Locataire-propriétaire : qui paie quoi ?

Novembre 2010
Une panne d'ascenseur ? Une défaillance du ballon d'eau chaude ? Qui du locataire ou du propriétaire doit payer la réparation ? Le point sur ce qui est à la charge de chacun.

En France, 40 % des ménages sont locataires (source : INSEE).
A la signature du bail, le propriétaire doit offrir un logement décent et en bon état. De son coté, le locataire doit payer le loyer et les charges et s'engage à entretenir les lieux.
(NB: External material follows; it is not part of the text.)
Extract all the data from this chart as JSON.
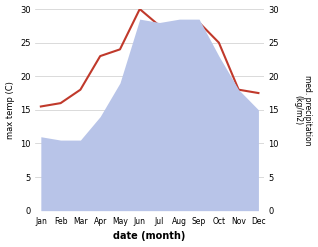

Les charges et les réparations à la charge du locataire sont les charges dites « locatives ». Toutes les autres incombent au propriétaire.

  Propriétaire Locataire
Charges
Toutes les dépenses liées aux travaux et services suivants
  • Conservation en l'état ou amélioration du bien : grosses réparations, gros travaux, création d'espaces verts, toiture, ravalement, remplacement d'équipements...
  • Gestion et administration de l'immeuble : assurance, honoraires du syndic, etc.
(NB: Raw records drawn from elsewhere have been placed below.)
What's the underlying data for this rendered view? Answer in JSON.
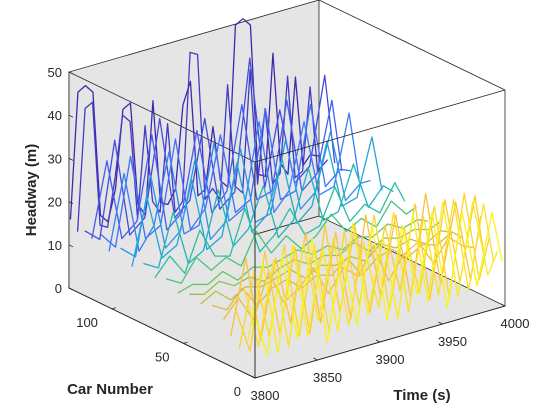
{
  "chart_data": {
    "type": "line",
    "style": "3d-waterfall",
    "title": "",
    "xlabel": "Time (s)",
    "ylabel": "Car Number",
    "zlabel": "Headway (m)",
    "xlim": [
      3800,
      4000
    ],
    "ylim": [
      0,
      130
    ],
    "zlim": [
      0,
      50
    ],
    "x_ticks": [
      3800,
      3850,
      3900,
      3950,
      4000
    ],
    "y_ticks": [
      0,
      50,
      100
    ],
    "z_ticks": [
      0,
      10,
      20,
      30,
      40,
      50
    ],
    "grid": false,
    "legend": "none",
    "background": "#e5e5e5",
    "colormap": "parula",
    "colormap_stops": [
      "#3e26a8",
      "#4367fd",
      "#2797eb",
      "#1bbbb2",
      "#5ac865",
      "#c3bc3a",
      "#fbbc3e",
      "#f9fb15"
    ],
    "series_note": "Each line is one car's headway over time; color varies with car number.",
    "series": [
      {
        "car": 2,
        "x": [
          3800,
          3812,
          3824,
          3836,
          3848,
          3860,
          3872,
          3884,
          3896,
          3908,
          3920,
          3932,
          3944,
          3956,
          3968,
          3980,
          3992,
          4000
        ],
        "z": [
          16,
          4,
          26,
          6,
          28,
          3,
          22,
          5,
          27,
          4,
          25,
          8,
          26,
          3,
          24,
          6,
          22,
          10
        ]
      },
      {
        "car": 5,
        "x": [
          3800,
          3812,
          3824,
          3836,
          3848,
          3860,
          3872,
          3884,
          3896,
          3908,
          3920,
          3932,
          3944,
          3956,
          3968,
          3980,
          3992,
          4000
        ],
        "z": [
          8,
          25,
          3,
          27,
          5,
          24,
          4,
          28,
          6,
          23,
          3,
          26,
          5,
          27,
          4,
          25,
          7,
          12
        ]
      },
      {
        "car": 8,
        "x": [
          3800,
          3812,
          3824,
          3836,
          3848,
          3860,
          3872,
          3884,
          3896,
          3908,
          3920,
          3932,
          3944,
          3956,
          3968,
          3980,
          3992,
          4000
        ],
        "z": [
          20,
          5,
          24,
          3,
          26,
          7,
          25,
          4,
          22,
          6,
          27,
          3,
          24,
          5,
          26,
          4,
          23,
          9
        ]
      },
      {
        "car": 11,
        "x": [
          3800,
          3812,
          3824,
          3836,
          3848,
          3860,
          3872,
          3884,
          3896,
          3908,
          3920,
          3932,
          3944,
          3956,
          3968,
          3980,
          3992,
          4000
        ],
        "z": [
          5,
          22,
          6,
          26,
          4,
          24,
          3,
          25,
          7,
          27,
          4,
          22,
          6,
          25,
          3,
          26,
          5,
          14
        ]
      },
      {
        "car": 14,
        "x": [
          3800,
          3812,
          3824,
          3836,
          3848,
          3860,
          3872,
          3884,
          3896,
          3908,
          3920,
          3932,
          3944,
          3956,
          3968,
          3980,
          3992,
          4000
        ],
        "z": [
          14,
          3,
          25,
          5,
          24,
          3,
          27,
          6,
          25,
          4,
          23,
          7,
          26,
          3,
          25,
          5,
          24,
          8
        ]
      },
      {
        "car": 17,
        "x": [
          3800,
          3812,
          3824,
          3836,
          3848,
          3860,
          3872,
          3884,
          3896,
          3908,
          3920,
          3932,
          3944,
          3956,
          3968,
          3980,
          3992,
          4000
        ],
        "z": [
          7,
          24,
          4,
          22,
          6,
          26,
          4,
          24,
          3,
          26,
          6,
          24,
          4,
          27,
          5,
          23,
          4,
          18
        ]
      },
      {
        "car": 22,
        "x": [
          3800,
          3812,
          3824,
          3836,
          3848,
          3860,
          3872,
          3884,
          3896,
          3908,
          3920,
          3932,
          3944,
          3956,
          3968,
          3980,
          3992,
          4000
        ],
        "z": [
          10,
          14,
          8,
          18,
          10,
          12,
          16,
          9,
          14,
          11,
          17,
          8,
          13,
          15,
          9,
          14,
          11,
          10
        ]
      },
      {
        "car": 30,
        "x": [
          3800,
          3812,
          3824,
          3836,
          3848,
          3860,
          3872,
          3884,
          3896,
          3908,
          3920,
          3932,
          3944,
          3956,
          3968,
          3980,
          3992,
          4000
        ],
        "z": [
          12,
          10,
          14,
          9,
          12,
          13,
          10,
          12,
          11,
          14,
          9,
          12,
          13,
          10,
          12,
          11,
          13,
          11
        ]
      },
      {
        "car": 38,
        "x": [
          3800,
          3812,
          3824,
          3836,
          3848,
          3860,
          3872,
          3884,
          3896,
          3908,
          3920,
          3932,
          3944,
          3956,
          3968,
          3980,
          3992,
          4000
        ],
        "z": [
          11,
          13,
          10,
          12,
          11,
          12,
          13,
          10,
          12,
          11,
          12,
          10,
          13,
          11,
          12,
          10,
          12,
          11
        ]
      },
      {
        "car": 46,
        "x": [
          3800,
          3812,
          3824,
          3836,
          3848,
          3860,
          3872,
          3884,
          3896,
          3908,
          3920,
          3932,
          3944,
          3956,
          3968,
          3980,
          3992,
          4000
        ],
        "z": [
          12,
          11,
          13,
          11,
          12,
          10,
          12,
          13,
          11,
          12,
          11,
          13,
          10,
          12,
          11,
          12,
          11,
          12
        ]
      },
      {
        "car": 54,
        "x": [
          3800,
          3812,
          3824,
          3836,
          3848,
          3860,
          3872,
          3884,
          3896,
          3908,
          3920,
          3932,
          3944,
          3956,
          3968,
          3980,
          3992,
          4000
        ],
        "z": [
          11,
          12,
          11,
          13,
          10,
          12,
          11,
          12,
          13,
          11,
          12,
          10,
          12,
          11,
          13,
          11,
          12,
          11
        ]
      },
      {
        "car": 62,
        "x": [
          3800,
          3812,
          3824,
          3836,
          3848,
          3860,
          3872,
          3884,
          3896,
          3908,
          3920,
          3932,
          3944,
          3956,
          3968,
          3980,
          3992,
          4000
        ],
        "z": [
          13,
          11,
          16,
          12,
          14,
          11,
          18,
          12,
          15,
          11,
          13,
          17,
          12,
          14,
          11,
          16,
          12,
          13
        ]
      },
      {
        "car": 70,
        "x": [
          3800,
          3812,
          3824,
          3836,
          3848,
          3860,
          3872,
          3884,
          3896,
          3908,
          3920,
          3932,
          3944,
          3956,
          3968,
          3980,
          3992,
          4000
        ],
        "z": [
          12,
          16,
          11,
          20,
          13,
          12,
          22,
          11,
          14,
          19,
          12,
          13,
          21,
          12,
          15,
          12,
          18,
          13
        ]
      },
      {
        "car": 78,
        "x": [
          3800,
          3812,
          3824,
          3836,
          3848,
          3860,
          3872,
          3884,
          3896,
          3908,
          3920,
          3932,
          3944,
          3956,
          3968,
          3980,
          3992,
          4000
        ],
        "z": [
          14,
          12,
          24,
          11,
          13,
          26,
          12,
          15,
          24,
          11,
          14,
          25,
          12,
          13,
          23,
          12,
          16,
          14
        ]
      },
      {
        "car": 86,
        "x": [
          3800,
          3812,
          3824,
          3836,
          3848,
          3860,
          3872,
          3884,
          3896,
          3908,
          3920,
          3932,
          3944,
          3956,
          3968,
          3980,
          3992,
          4000
        ],
        "z": [
          12,
          27,
          12,
          14,
          28,
          11,
          13,
          29,
          12,
          15,
          27,
          11,
          14,
          28,
          12,
          13,
          26,
          13
        ]
      },
      {
        "car": 94,
        "x": [
          3800,
          3812,
          3824,
          3836,
          3848,
          3860,
          3872,
          3884,
          3896,
          3908,
          3920,
          3932,
          3944,
          3956,
          3968,
          3980,
          3992,
          4000
        ],
        "z": [
          15,
          12,
          30,
          12,
          15,
          31,
          11,
          14,
          30,
          12,
          13,
          29,
          12,
          15,
          28,
          11,
          14,
          14
        ]
      },
      {
        "car": 102,
        "x": [
          3800,
          3812,
          3824,
          3836,
          3848,
          3860,
          3872,
          3884,
          3896,
          3908,
          3920,
          3932,
          3944,
          3956,
          3968,
          3980,
          3992,
          4000
        ],
        "z": [
          13,
          30,
          11,
          16,
          32,
          12,
          13,
          31,
          12,
          14,
          33,
          11,
          15,
          30,
          12,
          13,
          29,
          13
        ]
      },
      {
        "car": 108,
        "x": [
          3800,
          3812,
          3824,
          3836,
          3848,
          3860,
          3872,
          3884,
          3896,
          3908,
          3920,
          3932,
          3944,
          3956,
          3968,
          3980,
          3992,
          4000
        ],
        "z": [
          16,
          12,
          32,
          12,
          14,
          33,
          11,
          15,
          31,
          12,
          14,
          34,
          12,
          13,
          32,
          12,
          15,
          14
        ]
      },
      {
        "car": 114,
        "x": [
          3800,
          3812,
          3824,
          3836,
          3848,
          3860,
          3872,
          3884,
          3896,
          3908,
          3920,
          3932,
          3944,
          3956,
          3968,
          3980,
          3992,
          4000
        ],
        "z": [
          14,
          31,
          12,
          15,
          34,
          11,
          14,
          32,
          12,
          16,
          35,
          12,
          13,
          33,
          11,
          14,
          30,
          13
        ]
      },
      {
        "car": 119,
        "x": [
          3800,
          3812,
          3824,
          3836,
          3848,
          3860,
          3872,
          3884,
          3896,
          3908,
          3920,
          3932,
          3944,
          3956,
          3968,
          3980,
          3992,
          4000
        ],
        "z": [
          15,
          12,
          34,
          11,
          14,
          36,
          12,
          15,
          33,
          11,
          14,
          44,
          13,
          30,
          12,
          15,
          35,
          14
        ]
      },
      {
        "car": 124,
        "x": [
          3800,
          3806,
          3812,
          3818,
          3824,
          3830,
          3836,
          3842,
          3848,
          3854,
          3860,
          3866,
          3872,
          3878,
          3884,
          3890,
          3896,
          3902,
          3908,
          3914,
          3920,
          3926,
          3932,
          3938,
          3944,
          3950,
          3956,
          3962,
          3968,
          3974,
          3980,
          3986,
          3992,
          4000
        ],
        "z": [
          14,
          42,
          43,
          14,
          13,
          24,
          38,
          36,
          13,
          34,
          16,
          13,
          33,
          12,
          14,
          48,
          47,
          13,
          15,
          12,
          38,
          14,
          12,
          40,
          13,
          30,
          12,
          14,
          36,
          12,
          13,
          32,
          12,
          14
        ]
      },
      {
        "car": 129,
        "x": [
          3800,
          3806,
          3812,
          3818,
          3824,
          3830,
          3836,
          3842,
          3848,
          3854,
          3860,
          3866,
          3872,
          3878,
          3884,
          3890,
          3896,
          3902,
          3908,
          3914,
          3920,
          3926,
          3932,
          3938,
          3944,
          3950,
          3956,
          3962,
          3968,
          3974,
          3980,
          3986,
          3992,
          4000
        ],
        "z": [
          16,
          45,
          46,
          44,
          15,
          13,
          20,
          38,
          39,
          15,
          12,
          38,
          14,
          13,
          16,
          35,
          40,
          13,
          14,
          28,
          15,
          13,
          50,
          51,
          49,
          14,
          13,
          41,
          15,
          12,
          34,
          13,
          15,
          14
        ]
      }
    ]
  }
}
  • Installation de nouveaux équipements, par exemple de sécurité (porte blindée)
  • Dépenses obligatoires (mise aux normes d'un ascenseur, équipements anti-incendie, etc.)
  • Gardiennage et sécurité (le locataire a droit à une jouissance paisible des lieux)
  • Eau, combustible (gaz, fuel), électricité, produits et fournitures d'entretien, ampoules, produits d'hygiène, insecticide, etc.
  • Entretien courant et menues réparations des équipements collectifs et des parties communes (ascenseur, espaces verts)
  • Une partie des charges de gardiennage
  • Taxes locatives (ex. : enlèvement des ordures ménagères)
Réparations
  • Renouvellement de la chaudière, changement des robinets, des volets, des fenêtres, etc.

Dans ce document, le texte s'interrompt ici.